The National Collegiate Athletic Association, one of the country's most powerful amateur sports organization, has applied to the U.S. Olympic Committee for readmission following a six-year separation.

Col. F. Don Miller, USOC executive director, told The Washington Post yesterday that he received the application Thursday. He expects it to be approved at a USOC meeting in Florida this month.

The NCAA withdrew from the USOC after the 1972 Olympics in protest of the Amateur Athletic Union's influence over the USOC and international competition. It was especially upset over sports the NCAA had developed at the national level.

The feuding between the two groups was widely considered to have hurt the U.S. Olympic movement and stymied overdue reform of the USOC.

Because of the NCAA's role in amateur sports, its absence further hindered reforms until last year. The USOC voluntarily began implementing reforms recommended by the President's Commission on Olympic Sports.

A bill to codify those changes is before the Senate Commerce Committee. It is expected to win Senate approval this month.

Walter Byers, NCAA executive director, said the application for readmission was tied to that restructuring and, in particular, the criteria established for becoming a national governing body of a sport.

The criteria, as recommended by the commission and embodied in the Senate bill, has the effect of breaking the AAU's former stranglehold on the USOC through its control of the major national governing bodies.

By the same criteria, the NCAA would also be ineligible to become a national governing body.

"From the NCAA's standpoint, it's (the pending readmission) a positive move," Byers said. "We haven't enjoyed being outside the USOC. It's not something we've reveled in, nor did we particularly appreciate the notoriety which has gone with it.

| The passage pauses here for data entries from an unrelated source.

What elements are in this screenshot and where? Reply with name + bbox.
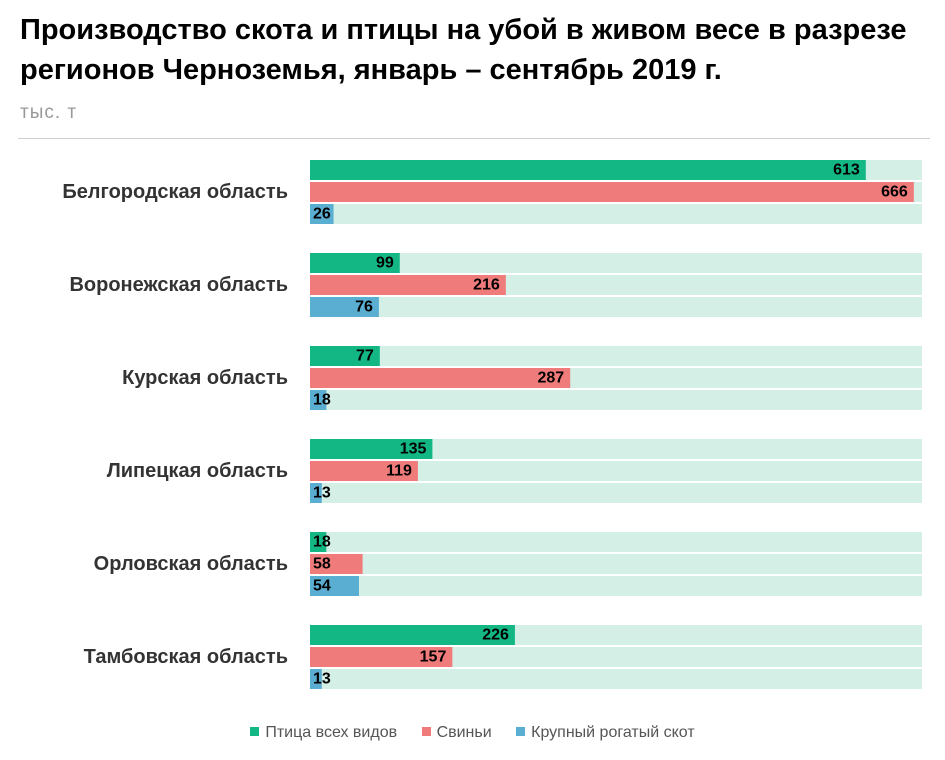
bar-cattle	[310, 483, 322, 503]
region-group: Воронежская область 99 216 76	[69, 253, 922, 317]
bar-track	[310, 439, 922, 459]
bar-cattle	[310, 576, 359, 596]
value-label-poultry: 77	[356, 348, 374, 365]
region-group: Тамбовская область 226 157 13	[84, 625, 922, 689]
bar-poultry	[310, 346, 380, 366]
bar-pigs	[310, 461, 418, 481]
unit-label: тыс. т	[20, 102, 78, 123]
bar-pigs	[310, 554, 363, 574]
bar-cattle	[310, 390, 327, 410]
value-label-pigs: 119	[386, 463, 412, 480]
bar-poultry	[310, 625, 515, 645]
value-label-poultry: 99	[376, 255, 394, 272]
value-label-pigs: 666	[881, 184, 908, 201]
bar-chart: Белгородская область 613 666 26 Воронежская …	[62, 160, 922, 689]
legend-swatch-cattle	[516, 727, 526, 736]
bar-cattle	[310, 669, 322, 689]
bar-track	[310, 554, 922, 574]
bar-pigs	[310, 647, 453, 667]
bar-track	[310, 390, 922, 410]
legend-item-poultry: Птица всех видов	[250, 724, 397, 742]
region-label: Воронежская область	[69, 274, 288, 296]
value-label-poultry: 613	[833, 162, 860, 179]
value-label-cattle: 26	[313, 206, 331, 223]
bar-pigs	[310, 182, 914, 202]
value-label-poultry: 18	[313, 534, 331, 551]
bar-track	[310, 204, 922, 224]
value-label-cattle: 76	[355, 299, 373, 316]
legend-label-poultry: Птица всех видов	[265, 724, 398, 741]
region-group: Белгородская область 613 666 26	[62, 160, 922, 224]
bar-poultry	[310, 253, 400, 273]
value-label-pigs: 216	[473, 277, 500, 294]
region-group: Липецкая область 135 119 13	[107, 439, 922, 503]
value-label-pigs: 157	[420, 649, 447, 666]
legend-label-pigs: Свиньи	[436, 724, 492, 741]
bar-track	[310, 647, 922, 667]
chart-title: Производство скота и птицы на убой в жив…	[20, 14, 907, 86]
bar-track	[310, 576, 922, 596]
value-label-poultry: 135	[400, 441, 427, 458]
value-label-cattle: 18	[313, 392, 331, 409]
region-label: Орловская область	[94, 553, 288, 575]
region-group: Курская область 77 287 18	[122, 346, 922, 410]
value-label-pigs: 58	[313, 556, 331, 573]
legend-swatch-poultry	[250, 727, 260, 736]
legend-swatch-pigs	[421, 727, 431, 736]
value-label-cattle: 54	[313, 578, 331, 595]
bar-poultry	[310, 532, 327, 552]
bar-pigs	[310, 368, 571, 388]
bar-cattle	[310, 204, 334, 224]
region-label: Белгородская область	[62, 181, 288, 203]
bar-pigs	[310, 275, 506, 295]
legend-item-cattle: Крупный рогатый скот	[516, 724, 695, 742]
bar-track	[310, 483, 922, 503]
region-group: Орловская область 18 58 54	[94, 532, 922, 596]
region-label: Липецкая область	[107, 460, 288, 482]
legend-label-cattle: Крупный рогатый скот	[531, 724, 695, 741]
value-label-pigs: 287	[538, 370, 565, 387]
value-label-poultry: 226	[482, 627, 509, 644]
bar-track	[310, 461, 922, 481]
bar-track	[310, 346, 922, 366]
bar-track	[310, 532, 922, 552]
region-label: Тамбовская область	[84, 646, 288, 668]
value-label-cattle: 13	[313, 485, 331, 502]
bar-poultry	[310, 160, 866, 180]
bar-track	[310, 253, 922, 273]
bar-poultry	[310, 439, 433, 459]
bar-track	[310, 297, 922, 317]
legend: Птица всех видов Свиньи Крупный рогатый …	[0, 724, 945, 742]
region-label: Курская область	[122, 367, 288, 389]
value-label-cattle: 13	[313, 671, 331, 688]
bar-track	[310, 669, 922, 689]
title-divider	[18, 138, 930, 139]
legend-item-pigs: Свиньи	[421, 724, 492, 742]
bar-cattle	[310, 297, 379, 317]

"At the same time, (the break) has been justified. We think our withdrawal contributed to the revision of the USOC . . . Now it can benefit from having our efforts and energy devoted to the strengthening of the committee and the U.S. Olympic movement. We're going to return with enthusiasm."

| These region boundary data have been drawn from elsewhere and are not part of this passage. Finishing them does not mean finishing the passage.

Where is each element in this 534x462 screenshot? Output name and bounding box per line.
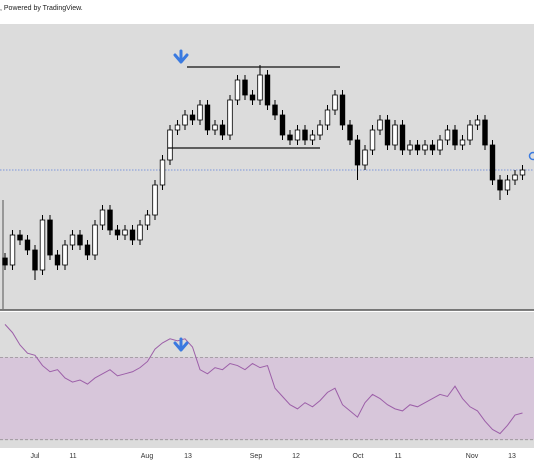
candle-body bbox=[444, 129, 451, 141]
candle-body bbox=[384, 119, 391, 146]
candle-body bbox=[332, 94, 338, 111]
candle-body bbox=[32, 249, 38, 271]
candle-body bbox=[437, 139, 443, 151]
candle-body bbox=[212, 124, 218, 131]
candle-body bbox=[512, 174, 518, 181]
candle-body bbox=[369, 129, 376, 151]
candle-body bbox=[84, 244, 91, 256]
candle-layer bbox=[2, 65, 526, 280]
candle-body bbox=[219, 124, 226, 136]
time-axis bbox=[0, 448, 534, 462]
candle-body bbox=[77, 234, 83, 246]
arrow-down bbox=[173, 49, 189, 64]
candle-body bbox=[234, 79, 241, 101]
candle-body bbox=[182, 114, 188, 126]
candle-body bbox=[264, 74, 271, 106]
x-tick-label: 13 bbox=[184, 453, 192, 460]
candle-body bbox=[204, 104, 211, 131]
candle-body bbox=[324, 109, 331, 126]
candle-body bbox=[122, 229, 128, 236]
rsi-line bbox=[4, 324, 523, 435]
candle-body bbox=[47, 219, 53, 256]
x-tick-label: 11 bbox=[69, 453, 76, 460]
candle-body bbox=[272, 104, 278, 116]
candle-body bbox=[497, 179, 503, 191]
x-tick-label: Jul bbox=[31, 453, 40, 460]
candle-body bbox=[414, 144, 421, 151]
candle-body bbox=[152, 184, 158, 216]
x-tick-label: Oct bbox=[353, 453, 364, 460]
candle-body bbox=[17, 234, 23, 241]
candle-body bbox=[519, 169, 526, 176]
candle-body bbox=[69, 234, 76, 246]
candle-body bbox=[159, 159, 166, 186]
candle-body bbox=[407, 144, 413, 151]
candle-body bbox=[54, 254, 61, 266]
x-tick-label: 13 bbox=[508, 453, 516, 460]
candle-body bbox=[467, 124, 473, 141]
candle-body bbox=[339, 94, 346, 126]
candle-body bbox=[249, 94, 256, 101]
candle-body bbox=[99, 209, 106, 226]
candle-body bbox=[459, 139, 466, 146]
candle-body bbox=[62, 244, 68, 266]
candle-body bbox=[309, 134, 316, 141]
candle-body bbox=[317, 124, 323, 136]
rsi-layer bbox=[0, 324, 534, 441]
candle-body bbox=[504, 179, 511, 191]
x-tick-label: 11 bbox=[394, 453, 401, 460]
candle-body bbox=[39, 219, 46, 271]
candle-body bbox=[302, 129, 308, 141]
candle-body bbox=[392, 124, 398, 146]
candle-body bbox=[227, 99, 233, 136]
candle-body bbox=[474, 119, 481, 126]
candle-body bbox=[129, 229, 136, 241]
candle-body bbox=[377, 119, 383, 131]
x-tick-label: Nov bbox=[466, 453, 479, 460]
candle-body bbox=[482, 119, 488, 146]
candle-body bbox=[279, 114, 286, 136]
candle-body bbox=[167, 129, 173, 161]
candle-body bbox=[114, 229, 121, 236]
candle-body bbox=[294, 129, 301, 141]
candle-body bbox=[429, 144, 436, 151]
candle-body bbox=[287, 134, 293, 141]
x-tick-label: Aug bbox=[141, 453, 154, 460]
candle-body bbox=[452, 129, 458, 146]
candle-body bbox=[92, 224, 98, 256]
candle-body bbox=[137, 224, 143, 241]
candle-body bbox=[2, 257, 8, 266]
candle-body bbox=[489, 144, 496, 181]
marker bbox=[528, 151, 534, 161]
x-tick-label: Sep bbox=[250, 453, 263, 460]
candle-body bbox=[257, 74, 263, 101]
attribution: , Powered by TradingView. bbox=[0, 5, 83, 12]
candle-body bbox=[189, 114, 196, 121]
arrow-down bbox=[173, 337, 189, 352]
candle-body bbox=[422, 144, 428, 151]
candle-body bbox=[242, 79, 248, 96]
candle-body bbox=[174, 124, 181, 131]
candle-body bbox=[362, 149, 368, 166]
candle-body bbox=[9, 234, 16, 266]
candle-body bbox=[24, 239, 31, 251]
candle-body bbox=[197, 104, 203, 121]
x-tick-label: 12 bbox=[292, 453, 300, 460]
candle-body bbox=[347, 124, 353, 141]
rsi-band bbox=[0, 357, 534, 440]
candle-body bbox=[107, 209, 113, 231]
candle-body bbox=[144, 214, 151, 226]
candle-body bbox=[399, 124, 406, 151]
candle-body bbox=[354, 139, 361, 166]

The NCAA's return will be the result of a "very carefully orchestrated compromise," according to a close observer.

The NCAA objected to a portion of the Senate bill, introduced by Sen. Ted Stevens (R-Alaska), that provided an athletes' bill of rights.

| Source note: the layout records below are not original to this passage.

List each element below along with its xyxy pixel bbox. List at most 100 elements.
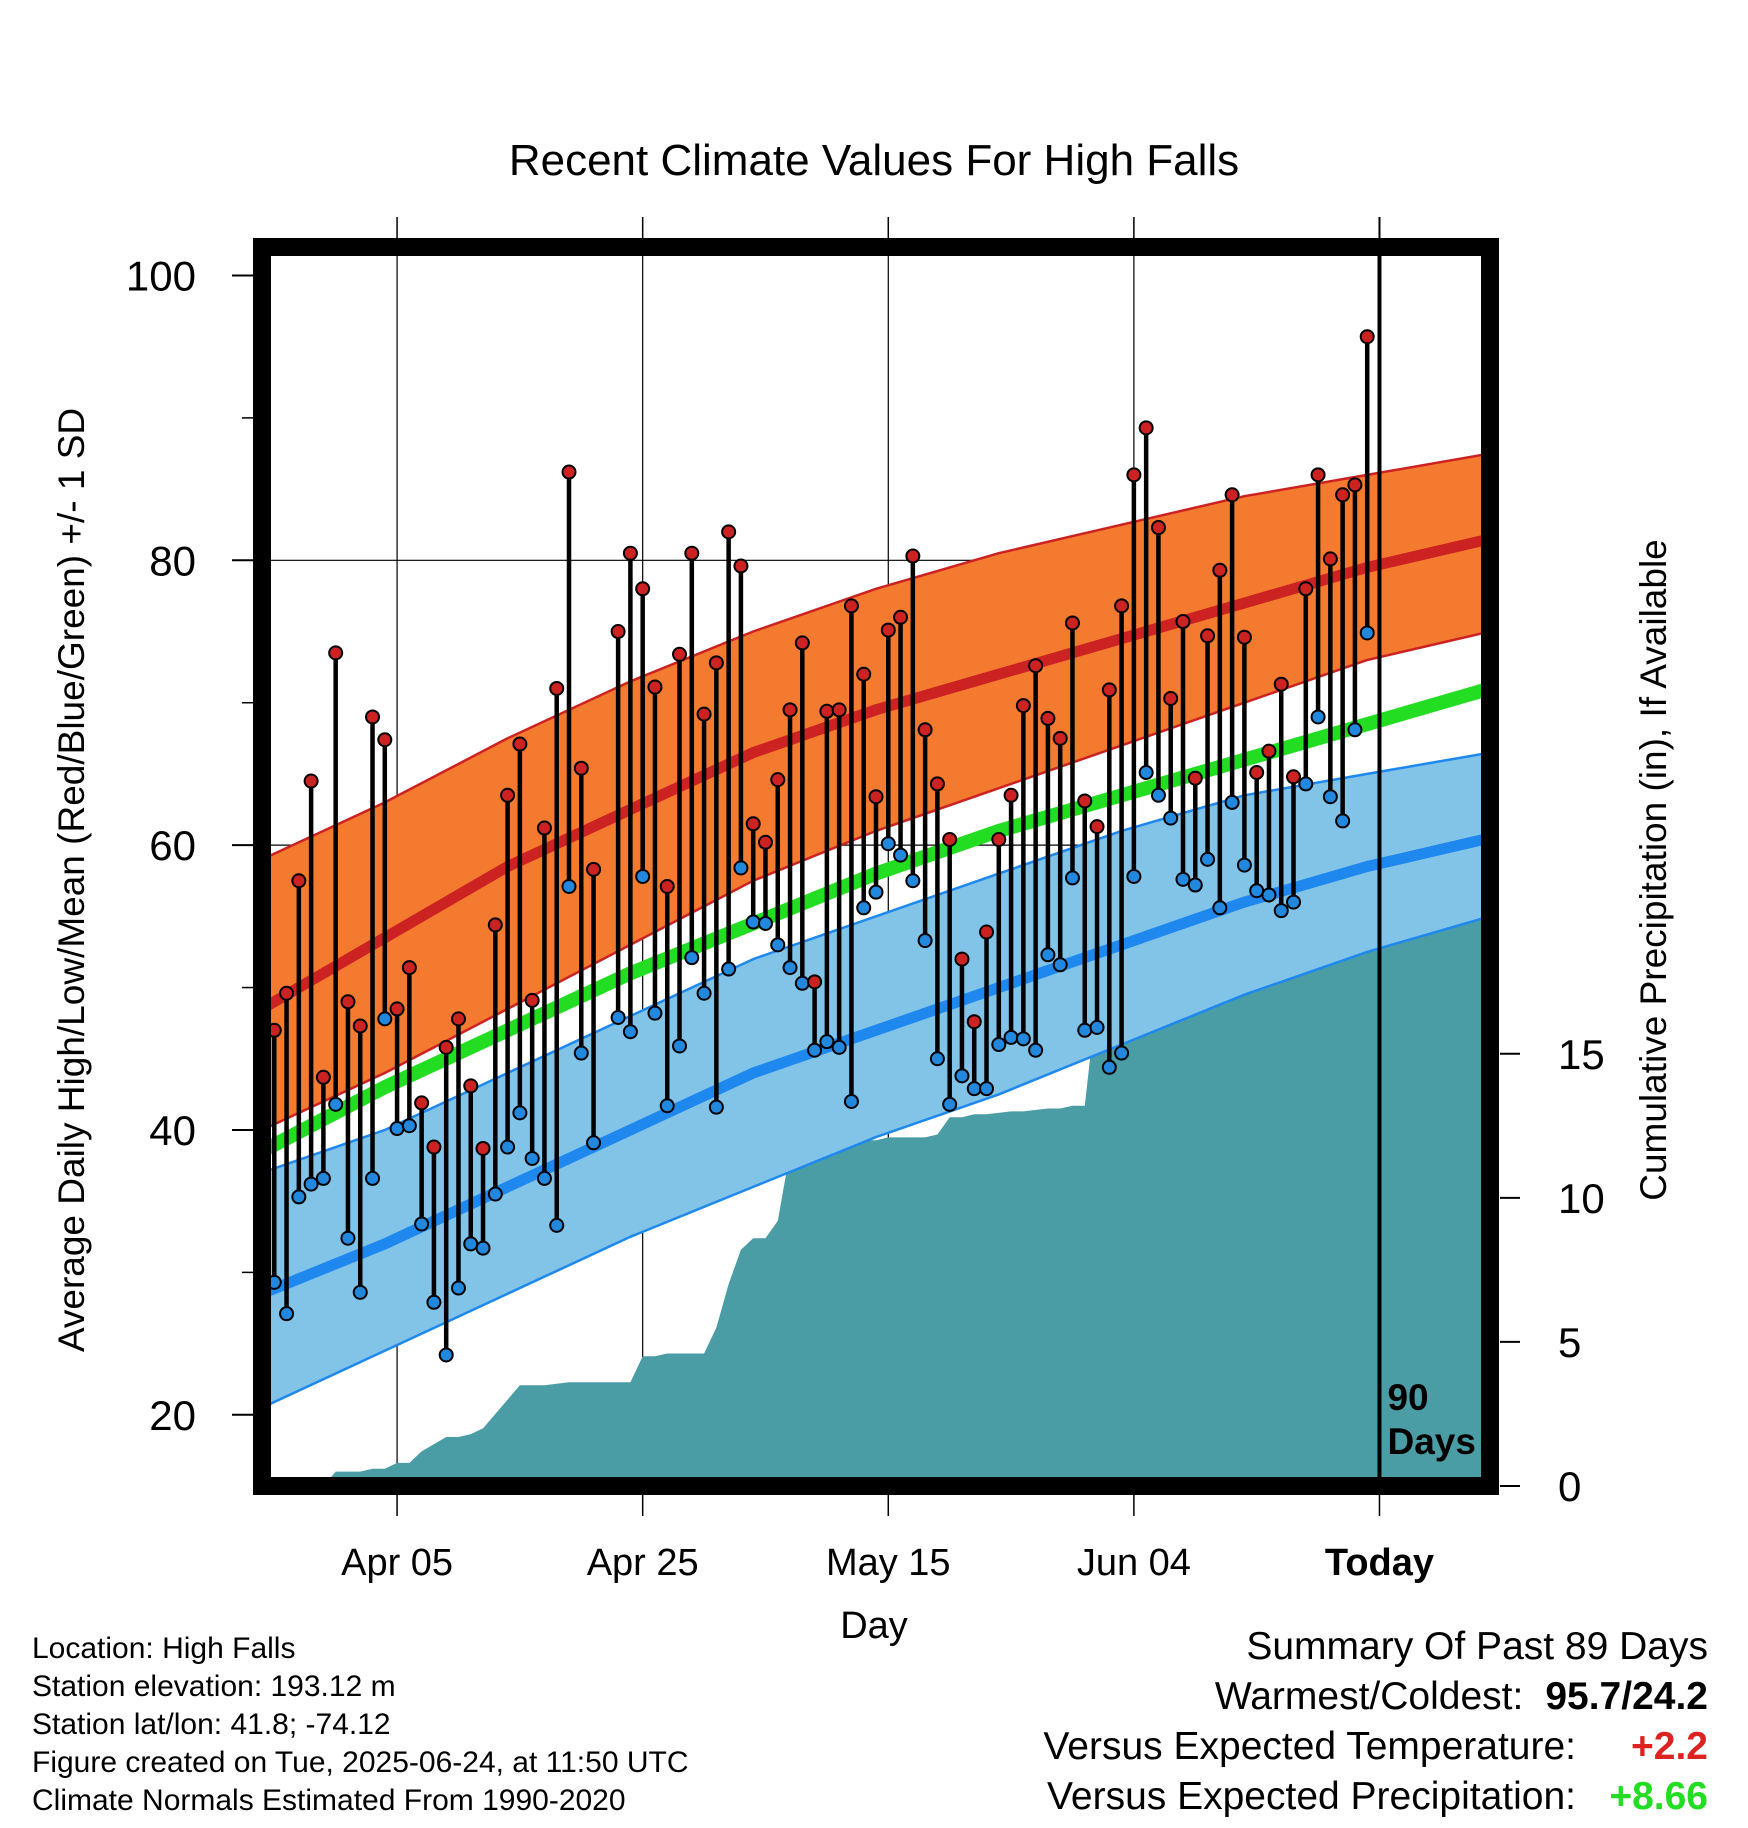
chart-title: Recent Climate Values For High Falls [509,136,1239,185]
daily-high-point [770,772,786,788]
daily-high-point [1212,562,1228,578]
daily-low-point [893,847,909,863]
daily-high-point [573,760,589,776]
daily-high-point [1322,551,1338,567]
daily-low-point [672,1038,688,1054]
daily-high-point [279,985,295,1001]
daily-high-point [536,820,552,836]
daily-low-point [966,1081,982,1097]
daily-high-point [1028,658,1044,674]
daily-low-point [487,1186,503,1202]
y2-tick-label: 15 [1558,1031,1605,1078]
x-tick-label: Jun 04 [1077,1542,1191,1584]
daily-high-point [979,924,995,940]
daily-high-point [1015,698,1031,714]
y-tick-label: 80 [149,537,196,584]
daily-high-point [954,951,970,967]
daily-low-point [745,914,761,930]
daily-high-point [610,624,626,640]
daily-high-point [757,834,773,850]
daily-high-point [401,960,417,976]
daily-low-point [1286,894,1302,910]
daily-high-point [794,635,810,651]
warm-cold-label: Warmest/Coldest: [1214,1675,1524,1718]
daily-high-point [843,598,859,614]
daily-low-point [1200,851,1216,867]
daily-high-point [1273,676,1289,692]
daily-high-point [1236,629,1252,645]
daily-low-point [1359,625,1375,641]
daily-high-point [1138,420,1154,436]
daily-high-point [1286,769,1302,785]
precip-area [268,912,1490,1486]
daily-low-point [500,1139,516,1155]
daily-low-point [610,1009,626,1025]
x-tick-label: Apr 25 [587,1542,699,1584]
daily-low-point [1298,776,1314,792]
daily-low-point [622,1024,638,1040]
daily-high-point [1052,730,1068,746]
daily-high-point [917,722,933,738]
daily-high-point [942,831,958,847]
y-tick-label: 100 [126,252,196,299]
daily-high-point [512,736,528,752]
daily-high-point [586,861,602,877]
daily-low-point [1150,787,1166,803]
daily-high-point [463,1078,479,1094]
daily-high-point [1089,819,1105,835]
daily-high-point [1040,710,1056,726]
daily-low-point [340,1230,356,1246]
daily-low-point [1003,1029,1019,1045]
daily-high-point [365,709,381,725]
created-text: Figure created on Tue, 2025-06-24, at 11… [32,1746,689,1779]
daily-low-point [721,961,737,977]
daily-low-point [1224,794,1240,810]
daily-low-point [1028,1042,1044,1058]
daily-low-point [463,1236,479,1252]
today-days-label: 90 [1387,1377,1428,1418]
daily-high-point [856,666,872,682]
daily-high-point [745,816,761,832]
daily-low-point [696,985,712,1001]
daily-low-point [303,1176,319,1192]
daily-high-point [1359,329,1375,345]
daily-low-point [450,1280,466,1296]
daily-low-point [807,1042,823,1058]
y2-axis-label: Cumulative Precipitation (in), If Availa… [1633,539,1674,1201]
daily-high-point [475,1140,491,1156]
daily-low-point [819,1034,835,1050]
plot-frame [253,238,1499,1495]
daily-high-point [414,1095,430,1111]
daily-high-point [672,646,688,662]
daily-high-point [1310,467,1326,483]
daily-high-point [1335,487,1351,503]
daily-low-point [1212,900,1228,916]
daily-low-point [1187,877,1203,893]
daily-low-point [1138,765,1154,781]
elevation-text: Station elevation: 193.12 m [32,1670,396,1703]
daily-high-point [893,609,909,625]
daily-high-point [684,545,700,561]
daily-high-point [659,878,675,894]
daily-low-point [684,950,700,966]
daily-low-point [475,1240,491,1256]
daily-low-point [1335,813,1351,829]
precip-anomaly-value: +8.66 [1609,1775,1708,1818]
daily-low-point [1273,903,1289,919]
daily-low-point [1077,1022,1093,1038]
daily-low-point [377,1011,393,1027]
daily-high-point [500,787,516,803]
daily-low-point [1175,871,1191,887]
daily-high-point [1126,467,1142,483]
daily-high-point [880,622,896,638]
today-days-label: Days [1387,1421,1475,1462]
daily-low-point [315,1170,331,1186]
daily-low-point [856,900,872,916]
y-tick-label: 60 [149,822,196,869]
daily-high-point [340,994,356,1010]
daily-high-point [389,1001,405,1017]
daily-high-point [647,679,663,695]
daily-high-point [549,680,565,696]
daily-low-point [1015,1031,1031,1047]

The current bill has no substantive provisions on athletes' rights - the result of a compromise with the USOC's athletes' advisory body - But the USOC's constitution is to be amended at the Florida meeting to provide for the establishment of procedures for settling disputes.

The NCAA has agreed not to try to block athletes from participating in Olympic, Pan American or other world championships or qualifying meets.

In another development yesterday, Miller said the Association for Inter-collegiate Athletics for Women, the women's counterpart to the NCAA, had applied for admission to the USOC.